Among the sixty-four hexagrams of the I Ching, Qian comes first. It is made of six solid yang lines, a pure yang image associated with Heaven. The classic line says, “As Heaven moves with strength, the noble person strives ceaselessly.” But in Nan Huai-Chin’s reading, Qian is not a lesson in blunt force or rigid toughness. It points instead to a discipline of strength tempered by flexibility, and of knowing when to advance and when to withdraw.

One way to understand these six lines is to see them as the arc of a human life: from obscurity to prominence, from ascent to retreat. The dragon imagery of Qian is not decorative. It describes the changing posture of a person moving through the world. In that sense, life itself can be read as a kind of dragon’s training.

The first line: Hidden dragon, do not act

The dragon remains submerged; this is not the time to make a move.

This is the beginning. A person may have ability, but no opening yet. Nan Huai-Chin treats this as the stage of building substance before display. What matters here is self-cultivation, patience, restraint, and quiet preparation. There is no need to rush. Anything truly weighty takes time to ripen.

The second line: The dragon appears in the field

The dragon is seen in the field; it is favorable to meet the right people.

Now you begin to be noticed. There is room to step forward, but not to show off. At this stage, Nan emphasizes the importance of guidance, support, and working well with others. It is not yet the moment to dominate the scene. It is the moment to learn how to cooperate, how to move in rhythm with people rather than against them.

The intelligent person knows that sometimes it is better to play a supporting role.

The third line: Diligent all day, watchful at night

The noble person stays active through the day and remains cautious into the night; though there is danger, there is no blame.

By this point, some success has already been achieved. That is exactly why caution becomes more necessary. The higher one rises, the more easily carelessness turns into trouble. Nan’s warning here is that the real danger is not failure, but becoming intoxicated with success. At this level, staying steady matters even more than proving one’s talent.

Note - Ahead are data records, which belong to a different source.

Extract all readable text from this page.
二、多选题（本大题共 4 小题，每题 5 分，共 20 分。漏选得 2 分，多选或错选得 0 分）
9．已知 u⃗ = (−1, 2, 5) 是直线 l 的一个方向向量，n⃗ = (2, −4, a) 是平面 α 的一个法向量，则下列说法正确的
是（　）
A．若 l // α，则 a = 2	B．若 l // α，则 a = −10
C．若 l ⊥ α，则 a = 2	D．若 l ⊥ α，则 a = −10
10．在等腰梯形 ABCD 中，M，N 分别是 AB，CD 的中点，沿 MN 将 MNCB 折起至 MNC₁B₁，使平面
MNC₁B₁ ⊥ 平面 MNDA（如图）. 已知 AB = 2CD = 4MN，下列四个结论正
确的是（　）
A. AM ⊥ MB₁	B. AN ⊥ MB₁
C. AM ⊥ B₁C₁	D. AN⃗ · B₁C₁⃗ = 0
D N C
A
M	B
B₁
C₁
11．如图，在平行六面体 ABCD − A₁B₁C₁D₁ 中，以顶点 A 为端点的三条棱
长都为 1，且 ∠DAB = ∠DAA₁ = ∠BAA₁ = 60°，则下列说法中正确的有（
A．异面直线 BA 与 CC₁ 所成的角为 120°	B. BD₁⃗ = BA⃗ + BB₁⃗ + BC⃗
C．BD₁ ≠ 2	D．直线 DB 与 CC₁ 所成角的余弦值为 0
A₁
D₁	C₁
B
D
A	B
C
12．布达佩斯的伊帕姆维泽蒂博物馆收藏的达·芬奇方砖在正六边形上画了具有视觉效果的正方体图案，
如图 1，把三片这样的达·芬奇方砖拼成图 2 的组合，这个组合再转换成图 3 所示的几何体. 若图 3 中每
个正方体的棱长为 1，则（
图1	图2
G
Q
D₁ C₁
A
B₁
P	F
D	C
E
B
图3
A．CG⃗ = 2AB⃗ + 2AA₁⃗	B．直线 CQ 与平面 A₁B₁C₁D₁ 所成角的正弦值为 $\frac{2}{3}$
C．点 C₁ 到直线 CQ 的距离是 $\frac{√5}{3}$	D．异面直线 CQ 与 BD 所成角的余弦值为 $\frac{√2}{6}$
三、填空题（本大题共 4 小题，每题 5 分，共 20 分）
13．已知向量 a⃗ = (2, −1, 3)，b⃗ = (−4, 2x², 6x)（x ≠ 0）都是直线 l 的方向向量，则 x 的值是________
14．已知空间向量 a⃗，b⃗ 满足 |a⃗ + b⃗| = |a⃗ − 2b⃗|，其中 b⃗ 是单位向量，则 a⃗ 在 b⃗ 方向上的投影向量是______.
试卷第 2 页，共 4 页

The fourth line: Perhaps leaping from the abyss

On the verge of leaping, still within the depths; no blame.

This is one of the most difficult moments in life. You want to go further, but the timing is uncertain. Nan describes it as a test of judgment in the space between moving forward and holding back. Leap too early, and you may fall. Wait too long, and the opportunity may pass. What is needed is not impulse, but inner steadiness and the wisdom to recognize the right moment.

The fifth line: The flying dragon in the heavens

The dragon flies in the sky; it is favorable to meet the great person.

Here we reach the height of Qian. This is the time of influence, visibility, and full expression of one’s capacity. Nan Huai-Chin sees it as the rightful place of the upright and open-hearted noble person. Yet he also gives a clear warning: the most dangerous point is often the one where you feel most triumphant. In moments of greatest success, humility and gratitude become essential. Without them, decline is already approaching.

The top line: The overreaching dragon brings regret

A dragon flies too high; excess leads to regret.

This line is Qian’s caution against success taken too far. Nan explains that “overreaching” means going beyond what is fitting; what is too hard will eventually break. A person who becomes arrogant, obsessed with control, or blind to others may still appear powerful for a time, but the fall will be severe. Completion does not mean endless expansion. It means knowing when to stop, when to step back, and when to leave after the work is done.

The highest form of wisdom is not to remain dazzling forever, but to know where the limit lies.

Use Nine: A host of dragons without a head

When many dragons appear and none claims the lead, it is auspicious.

This final statement points to something beyond individual ambition. The dragon’s path has matured to the point where there is no longer any obsession with being first, named, or centered. For Nan Huai-Chin, this suggests a state in which the cultivated person becomes free of self-assertion, free of rivalry, free of attachment to status. It is close to the ideal often described as acting without contrivance, yet leaving nothing undone.

What Qian teaches, then, is not the crude idea of pressing forward with force from beginning to end. Its lesson is subtler:

Strength should contain softness. Fullness should know how to recede. Advance and retreat both require measure. Action must follow the time.

At every stage of life, one may be the dragon. But the real question is whether one knows when to remain hidden, when to rise, and when to let go.